Vides: Não acredito nisso. Na constituição tudo soa bonitinho demais, mas a verdade é mais crua. Igrejas não pagam impostos, enquanto museus sim; igrejas podem derrubar leis do silêncio, podem influenciar em decisões políticas e sociais. Se o Brasil fosse mesmo um país laico NA PRÁTICA, não teríamos tantos problemas com preconceitos oriundos da religião.

Âsa: – Não, o Brasil na prática não é um país laico. Depois do acordo Brasil-Vaticano, isso ficou ainda mais evidente.

Marcelo: – O Brasil sequer sonha em ser laico efetivamente e já tem brasileiro tendo pesadelo o crendo como “laicizante”. Há uma diferença sensível nisso. Nosso país tenta, aspira, a laicidade, mas não, ele não é.

8 – Como você divulga o ateísmo?
 Vides: Tenho uma série de vídeos no Youtube intitulada “Um Ateu de Mau Humor” com mais de cem mil visitas. Além disso, sou bastante participativo nos principais círculos ateístas nacionais, de forma a ficar sempre por dentro dos acontecimentos referentes ao assunto, divulgando-os o máximo possível para outros ateus, quando possível.

Âsa: Assumindo o fato de ser atéia publicamente, principalmente no Orkut, e mais recentemente através de videos e um blog.

Marcelo: Através da UNA, também do Orkut, e espero que até o final do ano já tenha colocado no ar um site sobre ateísmo com material, senão inédito, ao menos pouquíssimo conhecido pelos leitores brasileiros.
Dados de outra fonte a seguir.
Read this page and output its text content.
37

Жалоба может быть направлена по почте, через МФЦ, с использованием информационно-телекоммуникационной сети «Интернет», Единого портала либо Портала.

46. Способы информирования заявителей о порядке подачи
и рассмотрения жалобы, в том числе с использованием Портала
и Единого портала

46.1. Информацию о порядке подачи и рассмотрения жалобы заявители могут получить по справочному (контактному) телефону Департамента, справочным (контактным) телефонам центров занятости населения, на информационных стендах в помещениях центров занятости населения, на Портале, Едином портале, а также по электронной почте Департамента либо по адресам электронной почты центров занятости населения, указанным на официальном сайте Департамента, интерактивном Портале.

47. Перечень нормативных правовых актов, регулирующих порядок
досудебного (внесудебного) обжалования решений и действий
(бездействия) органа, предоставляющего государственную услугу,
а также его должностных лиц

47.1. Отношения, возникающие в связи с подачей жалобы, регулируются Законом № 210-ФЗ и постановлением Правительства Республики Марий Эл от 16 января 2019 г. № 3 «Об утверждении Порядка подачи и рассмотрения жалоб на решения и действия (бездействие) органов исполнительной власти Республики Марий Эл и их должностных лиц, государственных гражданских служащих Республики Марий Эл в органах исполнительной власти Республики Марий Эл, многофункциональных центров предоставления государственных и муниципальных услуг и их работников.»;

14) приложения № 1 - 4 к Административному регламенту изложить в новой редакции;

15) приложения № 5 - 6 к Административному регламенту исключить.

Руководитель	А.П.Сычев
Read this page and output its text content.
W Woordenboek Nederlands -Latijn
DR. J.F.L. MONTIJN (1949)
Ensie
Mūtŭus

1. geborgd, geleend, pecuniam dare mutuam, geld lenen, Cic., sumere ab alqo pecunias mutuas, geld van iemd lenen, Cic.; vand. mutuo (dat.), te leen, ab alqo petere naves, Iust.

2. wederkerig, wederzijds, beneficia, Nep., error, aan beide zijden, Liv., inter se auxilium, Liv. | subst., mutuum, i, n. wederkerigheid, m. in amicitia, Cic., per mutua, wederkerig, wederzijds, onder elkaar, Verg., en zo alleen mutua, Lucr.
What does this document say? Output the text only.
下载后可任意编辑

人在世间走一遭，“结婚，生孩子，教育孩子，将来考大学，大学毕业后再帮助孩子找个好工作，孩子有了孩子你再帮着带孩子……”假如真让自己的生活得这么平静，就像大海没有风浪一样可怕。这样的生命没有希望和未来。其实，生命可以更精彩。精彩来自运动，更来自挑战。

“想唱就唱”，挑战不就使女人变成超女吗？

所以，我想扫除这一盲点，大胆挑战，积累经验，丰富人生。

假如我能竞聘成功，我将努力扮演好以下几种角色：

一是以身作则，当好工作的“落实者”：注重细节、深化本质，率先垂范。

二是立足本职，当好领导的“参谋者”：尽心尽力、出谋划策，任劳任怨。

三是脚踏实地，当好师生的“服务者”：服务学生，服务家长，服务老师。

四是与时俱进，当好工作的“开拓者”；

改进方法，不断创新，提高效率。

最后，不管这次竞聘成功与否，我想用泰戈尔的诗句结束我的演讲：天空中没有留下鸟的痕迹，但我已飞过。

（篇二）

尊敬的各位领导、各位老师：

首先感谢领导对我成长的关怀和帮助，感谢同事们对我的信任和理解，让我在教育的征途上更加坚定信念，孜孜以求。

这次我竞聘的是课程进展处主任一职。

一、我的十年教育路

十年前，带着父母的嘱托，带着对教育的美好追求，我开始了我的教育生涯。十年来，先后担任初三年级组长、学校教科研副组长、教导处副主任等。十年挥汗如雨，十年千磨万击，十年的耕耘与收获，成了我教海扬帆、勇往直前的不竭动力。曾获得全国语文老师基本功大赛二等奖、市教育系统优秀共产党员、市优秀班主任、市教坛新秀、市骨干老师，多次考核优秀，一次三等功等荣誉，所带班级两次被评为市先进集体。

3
9 – Qual a relação família/trabalho com a sua corrente filosófica (ateísmo)?
Vides: Minha família me apoia, a despeito de todos serem teístas/deístas. Já meu trabalho como jornalista em pouco influencia na minha ideologia ateísta (e vice-versa), mas confesso que eu seria mais feliz profissionalmente se pudesse produzir apenas trabalhos referentes ao ateísmo. Afinal… quem não quer ser um Richard Dawkins Tupiniquim?

Âsa: Na minha família quase todos os membros mais próximos são ateus, então é tranquilo. No trabalho eu não menciono o assunto porque não cabe (sou professora particular de idiomas), mas se alguém me pergunta eu respondo honestamente o que penso.

Marcelo: No início a relação com a família não foi tão simples, porque como havia dito, eu passei a assumir meu ateísmo com 17. As conversas foram suficientes para eu merecer o respeito de cada um. Quanto ao trabalho, em nenhum sentido fui afetado.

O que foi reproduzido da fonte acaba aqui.